El hombre que ordenó su asesinato, Maulana Fazlullah, líder de los talibanes de Pakistán, murió en un ataque con drones estadounidenses en junio. Le pregunto a Malala si se siente más segura. “Fazlullah no solo fue responsable de convertirnos a Shazia, Kainat [las otras dos niñas víctimas del ataque] y a mí en su objetivo, sino de matar a miles de personas en Pakistán y en Afganistán. No creo que el hecho de que esté muerto le haga sentir a nadie más o menos seguro. No se trata de que ataquen a una persona concreta, sino de combatir una ideología: la de la violencia y el extremismo contra las personas”.
La relación entre Malala y su padre es tan estrecha que me pregunto cómo vive él la separación de su hija y su experiencia universitaria. Ver a tu niña cumplir 21 años es un momento clave para cualquier padre, pero especialmente cuando, hace seis años, estaba en el hospital junto a ella, convencido de que la había perdido. ¿Cómo ha cambiado? “Oxford la ha transformado –dice Ziauddin–. Ahora tiene más seguridad en sí misma, es más independiente y más fuerte. Es algo tan bonito que me hace muy feliz”. Para él, Malala siempre fue especial. “En una ocasión, cuando su blog se hizo muy popular, un columnista la criticó. Escribió que “A Malala no dejan de darle premios, pero hay otras personas”. Eso me enfadó mucho, pero ella me respondió: “¿Sabes qué? Tiene razón”. Entonces pensé que mi hija, con 13 años, era más serena y más noble que yo”.
¿Qué hace que una estrella global del activismo como ella no pierda la cabeza? En gran medida, las bromas de sus hermanos menores, Khushal (19) y Atal (13). “A mi hermano pequeño se le olvidó mi cumpleaños –se queja–. Al menos ha dejado de preguntarme: “¿Qué es lo que haces, exactamente?”.
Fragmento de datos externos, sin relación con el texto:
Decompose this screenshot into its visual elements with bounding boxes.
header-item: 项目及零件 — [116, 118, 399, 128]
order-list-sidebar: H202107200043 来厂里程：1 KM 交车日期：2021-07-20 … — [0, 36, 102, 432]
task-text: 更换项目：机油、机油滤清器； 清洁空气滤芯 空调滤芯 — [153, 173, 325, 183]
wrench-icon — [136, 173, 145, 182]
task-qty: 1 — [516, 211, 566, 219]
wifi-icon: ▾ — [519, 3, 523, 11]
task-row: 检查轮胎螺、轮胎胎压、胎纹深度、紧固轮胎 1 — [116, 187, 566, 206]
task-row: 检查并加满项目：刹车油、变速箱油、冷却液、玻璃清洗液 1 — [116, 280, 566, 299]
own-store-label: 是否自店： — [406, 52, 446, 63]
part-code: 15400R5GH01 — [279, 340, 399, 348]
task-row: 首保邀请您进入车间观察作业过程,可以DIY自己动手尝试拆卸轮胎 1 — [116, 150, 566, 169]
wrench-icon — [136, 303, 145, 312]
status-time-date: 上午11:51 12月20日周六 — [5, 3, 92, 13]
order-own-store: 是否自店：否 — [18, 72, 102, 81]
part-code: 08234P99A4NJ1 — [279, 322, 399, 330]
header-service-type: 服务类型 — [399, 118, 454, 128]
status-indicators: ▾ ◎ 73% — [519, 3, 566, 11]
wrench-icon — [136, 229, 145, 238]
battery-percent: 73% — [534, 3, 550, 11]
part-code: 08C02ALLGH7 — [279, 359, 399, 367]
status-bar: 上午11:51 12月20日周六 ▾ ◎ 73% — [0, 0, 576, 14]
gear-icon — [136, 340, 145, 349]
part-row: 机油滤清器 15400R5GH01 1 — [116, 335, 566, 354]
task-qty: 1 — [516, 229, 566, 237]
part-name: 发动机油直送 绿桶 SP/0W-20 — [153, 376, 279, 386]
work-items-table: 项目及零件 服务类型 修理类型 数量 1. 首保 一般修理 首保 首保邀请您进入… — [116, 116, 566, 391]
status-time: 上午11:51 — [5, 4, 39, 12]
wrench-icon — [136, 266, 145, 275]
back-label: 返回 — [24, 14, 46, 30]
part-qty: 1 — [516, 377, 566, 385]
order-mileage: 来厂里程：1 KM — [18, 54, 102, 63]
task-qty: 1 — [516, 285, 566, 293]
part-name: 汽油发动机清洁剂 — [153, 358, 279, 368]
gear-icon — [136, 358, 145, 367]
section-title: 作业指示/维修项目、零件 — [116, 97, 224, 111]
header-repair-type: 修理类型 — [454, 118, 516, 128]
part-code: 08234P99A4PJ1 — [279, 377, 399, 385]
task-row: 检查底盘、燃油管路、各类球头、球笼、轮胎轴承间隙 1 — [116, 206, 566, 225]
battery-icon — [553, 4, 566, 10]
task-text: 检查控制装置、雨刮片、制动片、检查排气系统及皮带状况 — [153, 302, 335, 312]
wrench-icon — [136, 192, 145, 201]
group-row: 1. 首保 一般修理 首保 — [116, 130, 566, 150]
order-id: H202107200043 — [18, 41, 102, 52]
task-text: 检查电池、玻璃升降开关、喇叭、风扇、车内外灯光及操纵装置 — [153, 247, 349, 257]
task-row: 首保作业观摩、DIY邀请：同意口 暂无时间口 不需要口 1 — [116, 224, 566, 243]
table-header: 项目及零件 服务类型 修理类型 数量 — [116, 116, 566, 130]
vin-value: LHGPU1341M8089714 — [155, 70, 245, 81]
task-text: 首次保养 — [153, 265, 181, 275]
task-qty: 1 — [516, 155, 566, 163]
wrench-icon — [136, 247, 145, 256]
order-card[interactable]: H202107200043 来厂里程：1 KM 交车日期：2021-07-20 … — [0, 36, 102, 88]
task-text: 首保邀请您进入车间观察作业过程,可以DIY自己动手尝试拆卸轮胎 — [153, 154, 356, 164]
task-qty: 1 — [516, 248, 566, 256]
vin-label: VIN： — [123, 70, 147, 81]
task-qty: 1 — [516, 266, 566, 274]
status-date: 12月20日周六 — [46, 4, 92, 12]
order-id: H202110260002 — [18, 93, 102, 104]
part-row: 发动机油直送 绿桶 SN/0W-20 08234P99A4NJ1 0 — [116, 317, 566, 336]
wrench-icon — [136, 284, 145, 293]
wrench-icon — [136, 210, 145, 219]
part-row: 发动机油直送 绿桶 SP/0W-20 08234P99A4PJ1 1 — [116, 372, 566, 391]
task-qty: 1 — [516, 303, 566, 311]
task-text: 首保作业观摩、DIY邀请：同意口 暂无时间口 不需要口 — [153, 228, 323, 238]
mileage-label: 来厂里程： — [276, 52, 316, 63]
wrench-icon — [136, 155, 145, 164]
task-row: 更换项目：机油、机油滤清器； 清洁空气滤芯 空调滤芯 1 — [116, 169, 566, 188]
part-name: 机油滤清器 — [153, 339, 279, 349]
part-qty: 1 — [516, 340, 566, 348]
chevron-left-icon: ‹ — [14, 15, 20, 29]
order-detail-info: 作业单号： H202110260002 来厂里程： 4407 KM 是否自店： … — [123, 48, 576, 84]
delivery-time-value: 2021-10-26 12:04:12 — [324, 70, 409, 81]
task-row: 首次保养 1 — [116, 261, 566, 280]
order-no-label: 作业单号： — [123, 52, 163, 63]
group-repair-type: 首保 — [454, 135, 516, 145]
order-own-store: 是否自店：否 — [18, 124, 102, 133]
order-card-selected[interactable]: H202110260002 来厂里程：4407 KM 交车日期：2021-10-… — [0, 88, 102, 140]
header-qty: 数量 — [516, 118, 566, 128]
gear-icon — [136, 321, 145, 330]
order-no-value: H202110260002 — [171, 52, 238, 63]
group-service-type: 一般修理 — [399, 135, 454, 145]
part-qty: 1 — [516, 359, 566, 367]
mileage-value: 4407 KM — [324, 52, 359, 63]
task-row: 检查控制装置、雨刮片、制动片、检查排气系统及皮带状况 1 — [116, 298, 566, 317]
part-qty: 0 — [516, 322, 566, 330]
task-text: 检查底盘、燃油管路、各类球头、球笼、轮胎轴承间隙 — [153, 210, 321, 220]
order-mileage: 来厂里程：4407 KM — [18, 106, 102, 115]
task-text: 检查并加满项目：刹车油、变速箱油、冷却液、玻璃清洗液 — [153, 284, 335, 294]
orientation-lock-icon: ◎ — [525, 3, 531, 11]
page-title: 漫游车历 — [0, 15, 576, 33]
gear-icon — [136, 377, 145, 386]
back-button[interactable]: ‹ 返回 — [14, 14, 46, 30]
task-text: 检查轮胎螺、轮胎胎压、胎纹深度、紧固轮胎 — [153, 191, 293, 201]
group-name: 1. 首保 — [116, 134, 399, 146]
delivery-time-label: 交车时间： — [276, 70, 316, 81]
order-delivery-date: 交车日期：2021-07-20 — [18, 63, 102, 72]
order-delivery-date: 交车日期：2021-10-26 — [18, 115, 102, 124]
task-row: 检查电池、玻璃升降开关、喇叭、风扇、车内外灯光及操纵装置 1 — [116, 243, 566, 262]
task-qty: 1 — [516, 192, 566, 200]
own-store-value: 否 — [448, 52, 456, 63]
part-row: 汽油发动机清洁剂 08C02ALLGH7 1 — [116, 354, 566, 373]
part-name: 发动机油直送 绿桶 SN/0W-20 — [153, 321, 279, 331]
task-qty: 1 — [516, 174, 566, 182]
No hubo regalos ostentosos en el cumpleaños de Malala. Su padre le dio una tarjeta en portugués que decía: “Que recibas el doble de lo que das a los demás”. Su madre le escribió un poema en lengua pastún y le envió un vídeo donde lo recitaba. ¿Le preocupa a Ziauddin que Malala regrese de Oxford con novio? “Es ley de vida –dice–, yo también me casé por amor. Le digo que es decisión suya. Mi único consejo es que nunca elija a una persona que no respete su libertad”.
Antes de dejar atrás Río de Janeiro veo a padre e hija regresar del hotel con un brillo especial en los ojos. Por una vez, Malala ha conseguido escaparse, ataviada con una gorra de béisbol y unas gafas de sol enormes, ser una turista más y tomar fotos del Corcovado. “Nadie se ha fijado en mí”, dice con una sonrisa.